Aku segera mengambil piring dan menyantap makanan yang sudah tersaji, tak usah ditanya rasanya. Limah ku tak pernah gagal meracik apapun.
Enak juga ternyata ya hidup sendiri. Enggak ada suara berisik tangisan anak kecil, enggak ada lagi yang cerewet nanyain ini itu, akhirnya aku bisa menikmati hidup.
Setelah selesai makan, aku beranjak ke kamar mandi untuk membersihkan diri. Penat sekali rasanya hari ini. Aku menikmati sejuknya air di bawah guyuran shower. Tiba-tiba lampu kamar mandi kelap-kelip seperti bintang di langit.
"Hey siapa di sana? Jangan bercanda!" Aku yang sedang mencuci muka mulai ketar ketir.
Hening tak ada jawaban, namun lampu terus saja berdisko. Gawat, kalau aku lari, mataku perih karena busa sabun masih utuh di wajah. Dengan secepat kilat aku langsung mengguyur diri, dan seketika lampu mati. Ruangan gelap tak terlihat ujung jari pun.
"Aaaaa tidak!" Secepat kilat aku menyambar handuk lalu keluar dari kamar mandi.
meringkuk diri dengan kedua tangan. Apakah aku sedang bermimpi?
***
"Limah, di rumah ada hantu. Cepat kamu kesini! Aku takut." Setelah telpon tersambung, aku langsung menelpon Limah untuk pulang.
[Hantu apaan si, Mas? Selama 5 tahun aku di rumah itu, enggak pernah tuh ketemu sama hantu. Kamu belum shalat kali. Makanya mahluk halus pada seneng menampakan diri, hih. Udah ya, aku mau ngaji dulu. Tut..Tut..] Sambungan diputusnya sepihak.

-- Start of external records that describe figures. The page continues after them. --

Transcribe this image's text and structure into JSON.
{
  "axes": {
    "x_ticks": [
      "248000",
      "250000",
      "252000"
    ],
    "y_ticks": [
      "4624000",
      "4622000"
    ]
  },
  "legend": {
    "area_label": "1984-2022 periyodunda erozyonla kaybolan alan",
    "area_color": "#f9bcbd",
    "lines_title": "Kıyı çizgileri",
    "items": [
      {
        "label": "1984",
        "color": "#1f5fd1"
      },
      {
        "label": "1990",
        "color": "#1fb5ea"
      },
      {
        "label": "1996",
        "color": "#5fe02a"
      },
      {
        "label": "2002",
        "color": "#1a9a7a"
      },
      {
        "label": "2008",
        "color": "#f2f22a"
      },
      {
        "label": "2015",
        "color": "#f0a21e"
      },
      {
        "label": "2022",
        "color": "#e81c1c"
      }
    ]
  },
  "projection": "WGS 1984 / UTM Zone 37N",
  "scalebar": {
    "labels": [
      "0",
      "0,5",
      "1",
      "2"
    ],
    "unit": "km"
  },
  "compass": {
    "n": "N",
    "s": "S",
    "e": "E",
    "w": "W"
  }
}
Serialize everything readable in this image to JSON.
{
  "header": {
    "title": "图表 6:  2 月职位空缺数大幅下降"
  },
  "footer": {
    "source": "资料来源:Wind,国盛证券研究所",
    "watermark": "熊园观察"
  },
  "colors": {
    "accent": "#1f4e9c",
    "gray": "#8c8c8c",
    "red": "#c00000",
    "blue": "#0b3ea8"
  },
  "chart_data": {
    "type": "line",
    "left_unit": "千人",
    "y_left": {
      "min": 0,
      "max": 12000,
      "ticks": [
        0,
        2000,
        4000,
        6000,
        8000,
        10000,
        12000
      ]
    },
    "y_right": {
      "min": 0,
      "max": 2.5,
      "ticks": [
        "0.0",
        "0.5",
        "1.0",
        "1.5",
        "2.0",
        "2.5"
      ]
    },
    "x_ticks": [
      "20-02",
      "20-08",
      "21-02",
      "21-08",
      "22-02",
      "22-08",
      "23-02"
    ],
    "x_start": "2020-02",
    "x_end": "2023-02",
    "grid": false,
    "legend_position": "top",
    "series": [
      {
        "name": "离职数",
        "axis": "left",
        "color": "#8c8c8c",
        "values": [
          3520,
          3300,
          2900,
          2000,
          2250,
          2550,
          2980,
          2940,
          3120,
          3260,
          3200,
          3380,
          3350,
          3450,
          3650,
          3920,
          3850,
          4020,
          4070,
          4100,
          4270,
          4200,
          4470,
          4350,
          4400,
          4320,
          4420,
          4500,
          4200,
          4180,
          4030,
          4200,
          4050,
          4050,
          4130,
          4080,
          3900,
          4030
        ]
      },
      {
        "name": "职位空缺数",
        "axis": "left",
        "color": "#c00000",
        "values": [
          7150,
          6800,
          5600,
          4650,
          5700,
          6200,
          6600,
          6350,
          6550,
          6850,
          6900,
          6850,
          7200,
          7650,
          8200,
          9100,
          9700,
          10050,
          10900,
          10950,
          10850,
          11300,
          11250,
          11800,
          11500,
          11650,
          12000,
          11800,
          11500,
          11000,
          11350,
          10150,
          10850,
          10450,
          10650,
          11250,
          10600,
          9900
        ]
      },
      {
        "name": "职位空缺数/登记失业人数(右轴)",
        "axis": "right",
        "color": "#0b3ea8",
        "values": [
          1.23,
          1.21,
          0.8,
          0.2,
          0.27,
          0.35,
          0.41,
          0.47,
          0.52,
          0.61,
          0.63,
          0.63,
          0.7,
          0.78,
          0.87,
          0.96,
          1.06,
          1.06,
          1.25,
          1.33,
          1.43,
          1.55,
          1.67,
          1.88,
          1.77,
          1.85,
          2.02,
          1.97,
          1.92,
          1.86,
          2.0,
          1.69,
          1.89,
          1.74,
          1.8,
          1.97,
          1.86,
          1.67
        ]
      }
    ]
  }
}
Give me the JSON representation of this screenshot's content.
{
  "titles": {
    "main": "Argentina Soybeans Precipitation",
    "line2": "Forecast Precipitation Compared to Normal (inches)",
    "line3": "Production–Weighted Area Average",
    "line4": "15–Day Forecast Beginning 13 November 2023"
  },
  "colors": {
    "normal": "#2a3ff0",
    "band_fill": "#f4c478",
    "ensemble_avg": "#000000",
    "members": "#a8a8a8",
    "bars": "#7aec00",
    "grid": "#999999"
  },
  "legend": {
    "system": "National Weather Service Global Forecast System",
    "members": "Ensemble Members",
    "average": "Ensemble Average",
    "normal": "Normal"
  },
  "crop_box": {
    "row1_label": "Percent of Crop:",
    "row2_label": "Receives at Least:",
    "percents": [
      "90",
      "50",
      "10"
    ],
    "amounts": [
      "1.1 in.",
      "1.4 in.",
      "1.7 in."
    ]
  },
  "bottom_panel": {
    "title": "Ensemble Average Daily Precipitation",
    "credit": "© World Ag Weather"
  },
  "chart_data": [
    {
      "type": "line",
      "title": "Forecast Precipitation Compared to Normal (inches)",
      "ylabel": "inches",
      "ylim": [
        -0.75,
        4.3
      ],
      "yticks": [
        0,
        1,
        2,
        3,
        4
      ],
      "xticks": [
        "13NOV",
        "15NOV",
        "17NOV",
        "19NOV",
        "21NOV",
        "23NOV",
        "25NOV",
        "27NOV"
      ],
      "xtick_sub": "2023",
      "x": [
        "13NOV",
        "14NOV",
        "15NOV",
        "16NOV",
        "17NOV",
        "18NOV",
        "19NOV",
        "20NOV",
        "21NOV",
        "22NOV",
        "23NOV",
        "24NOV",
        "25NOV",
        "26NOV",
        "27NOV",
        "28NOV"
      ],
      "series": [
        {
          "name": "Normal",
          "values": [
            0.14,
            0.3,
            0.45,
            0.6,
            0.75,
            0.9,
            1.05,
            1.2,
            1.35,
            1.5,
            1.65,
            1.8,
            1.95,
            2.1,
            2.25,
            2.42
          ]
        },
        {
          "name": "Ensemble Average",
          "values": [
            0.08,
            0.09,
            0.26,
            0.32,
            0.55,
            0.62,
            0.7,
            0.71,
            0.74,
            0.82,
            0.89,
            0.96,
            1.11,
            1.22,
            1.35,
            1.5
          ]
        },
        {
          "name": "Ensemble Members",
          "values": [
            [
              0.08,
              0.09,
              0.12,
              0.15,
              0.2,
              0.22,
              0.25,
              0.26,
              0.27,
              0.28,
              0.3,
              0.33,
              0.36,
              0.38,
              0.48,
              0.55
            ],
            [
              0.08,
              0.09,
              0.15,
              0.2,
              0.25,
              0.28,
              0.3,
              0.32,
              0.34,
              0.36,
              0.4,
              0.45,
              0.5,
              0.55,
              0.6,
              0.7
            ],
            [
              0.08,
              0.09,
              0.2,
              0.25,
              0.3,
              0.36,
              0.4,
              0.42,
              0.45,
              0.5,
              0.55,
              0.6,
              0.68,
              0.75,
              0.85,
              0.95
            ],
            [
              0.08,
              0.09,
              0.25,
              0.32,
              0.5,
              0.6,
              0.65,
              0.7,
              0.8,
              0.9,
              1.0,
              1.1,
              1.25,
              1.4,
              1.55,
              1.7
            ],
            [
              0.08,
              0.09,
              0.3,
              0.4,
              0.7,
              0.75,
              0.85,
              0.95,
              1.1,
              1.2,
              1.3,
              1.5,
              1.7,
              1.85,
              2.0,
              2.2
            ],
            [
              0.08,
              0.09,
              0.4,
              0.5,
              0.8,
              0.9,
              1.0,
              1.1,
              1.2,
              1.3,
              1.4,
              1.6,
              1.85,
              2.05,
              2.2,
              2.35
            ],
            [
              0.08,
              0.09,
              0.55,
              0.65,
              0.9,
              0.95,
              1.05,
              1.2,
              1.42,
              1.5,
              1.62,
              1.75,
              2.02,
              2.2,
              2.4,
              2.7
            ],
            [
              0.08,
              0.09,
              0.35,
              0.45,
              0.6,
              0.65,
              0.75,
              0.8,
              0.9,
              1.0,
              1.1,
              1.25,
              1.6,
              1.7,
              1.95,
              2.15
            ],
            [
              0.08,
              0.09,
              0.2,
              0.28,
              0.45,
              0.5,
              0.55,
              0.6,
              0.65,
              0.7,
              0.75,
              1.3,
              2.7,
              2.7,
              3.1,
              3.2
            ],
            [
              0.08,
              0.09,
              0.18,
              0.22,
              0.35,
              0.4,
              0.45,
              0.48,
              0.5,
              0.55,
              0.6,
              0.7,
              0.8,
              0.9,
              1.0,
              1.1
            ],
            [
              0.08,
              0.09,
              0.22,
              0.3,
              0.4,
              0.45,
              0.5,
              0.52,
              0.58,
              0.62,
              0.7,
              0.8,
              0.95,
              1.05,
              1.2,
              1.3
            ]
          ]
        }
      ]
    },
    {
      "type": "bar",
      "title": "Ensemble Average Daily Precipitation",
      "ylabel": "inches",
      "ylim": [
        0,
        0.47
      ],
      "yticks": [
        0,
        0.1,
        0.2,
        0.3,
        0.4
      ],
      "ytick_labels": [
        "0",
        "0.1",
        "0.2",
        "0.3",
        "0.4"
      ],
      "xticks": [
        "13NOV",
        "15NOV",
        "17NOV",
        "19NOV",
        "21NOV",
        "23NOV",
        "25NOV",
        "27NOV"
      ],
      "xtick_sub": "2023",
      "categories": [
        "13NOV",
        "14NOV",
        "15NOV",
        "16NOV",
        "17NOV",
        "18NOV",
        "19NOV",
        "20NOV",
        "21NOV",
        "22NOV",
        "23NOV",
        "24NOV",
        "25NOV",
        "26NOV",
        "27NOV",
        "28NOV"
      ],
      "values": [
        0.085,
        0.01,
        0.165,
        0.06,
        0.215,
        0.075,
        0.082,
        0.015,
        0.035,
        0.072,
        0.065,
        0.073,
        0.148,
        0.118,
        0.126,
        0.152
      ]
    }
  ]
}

Sial, kenapa dia buru-buru mematikan sambungan telpon kami? Tapi ada benarnya juga, hampir saja aku lupa untuk shalat Maghrib.
Setelah shalat, ku buka Al-Qur'an di meja, lalu mulai membacanya. Biasanya kami selalu melingkar kecil usai shalat maghrib untuk mendengarkan aku mengaji, dan menyampaikan beberapa nasihat. Tapi kali ini, sepertinya hanya debu-debu dan mahluk Halus yang mendengar suaraku. Sepi, dan ini baru satu hari.